Through her observations, Parten realised there was some correlation between the ages of the children and the types of play and behaviour they participated in. The older the child, the more likely they were to participate socially. For instance, parallel play was observed pretty much across the group of children being observed, regardless of age. This shows that all age groups were confident enough to do their own thing, and the older children were still capable of playing individually. Similarly, all age groups participated in associative play, but the biggest group to consistently play in this way were all over three years old, which suggests that the older age group were more comfortable with this more social form of play. Lastly, the majority of the cooperative or organized supplementary activity was carried out by children over three years old, suggesting that this is a more complex form of play.

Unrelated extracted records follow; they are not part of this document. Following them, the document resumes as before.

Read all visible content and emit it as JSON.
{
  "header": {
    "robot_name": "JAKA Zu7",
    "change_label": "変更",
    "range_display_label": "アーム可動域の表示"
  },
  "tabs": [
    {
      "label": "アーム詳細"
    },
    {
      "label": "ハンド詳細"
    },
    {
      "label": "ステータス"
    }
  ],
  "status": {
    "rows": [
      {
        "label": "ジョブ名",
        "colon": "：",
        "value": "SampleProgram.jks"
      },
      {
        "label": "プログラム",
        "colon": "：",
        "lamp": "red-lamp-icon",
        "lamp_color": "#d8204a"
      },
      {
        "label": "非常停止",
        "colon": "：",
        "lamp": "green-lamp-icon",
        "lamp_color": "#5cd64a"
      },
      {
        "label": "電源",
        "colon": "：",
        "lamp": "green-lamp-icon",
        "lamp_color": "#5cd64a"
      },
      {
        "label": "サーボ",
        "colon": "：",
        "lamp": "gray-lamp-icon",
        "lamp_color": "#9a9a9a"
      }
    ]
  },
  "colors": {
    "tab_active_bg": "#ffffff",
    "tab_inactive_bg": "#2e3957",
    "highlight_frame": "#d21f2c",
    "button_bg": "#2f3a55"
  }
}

Mildred Parten enjoyed a long and varied career and, as already stated, her Stages of Play are still studied and used today, although, as with all such theories, there are criticisms. For instance, some scholars disagree about whether there really are stages of play that children experience, or whether types of play are dependent on other factors, such as the child’s familiarity with their surroundings and other children present. However, these particular points are mentioned by Parten in her study, and it could also be argued that no study can be inclusive of all the possibilities, and therefore these criticisms relate more to the limitations imposed, rather than to the findings themselves. The most important thing to remember, which Parten’s in-depth study highlights in spades, is that all children are individuals and develop at different rates and, as with anything to do with child development, this should be at the heart of everything we do for them.
Parten, M. B. (1932). Social participation among pre-school children. The Journal of Abnormal and Social Psychology, 27(3), 243–269.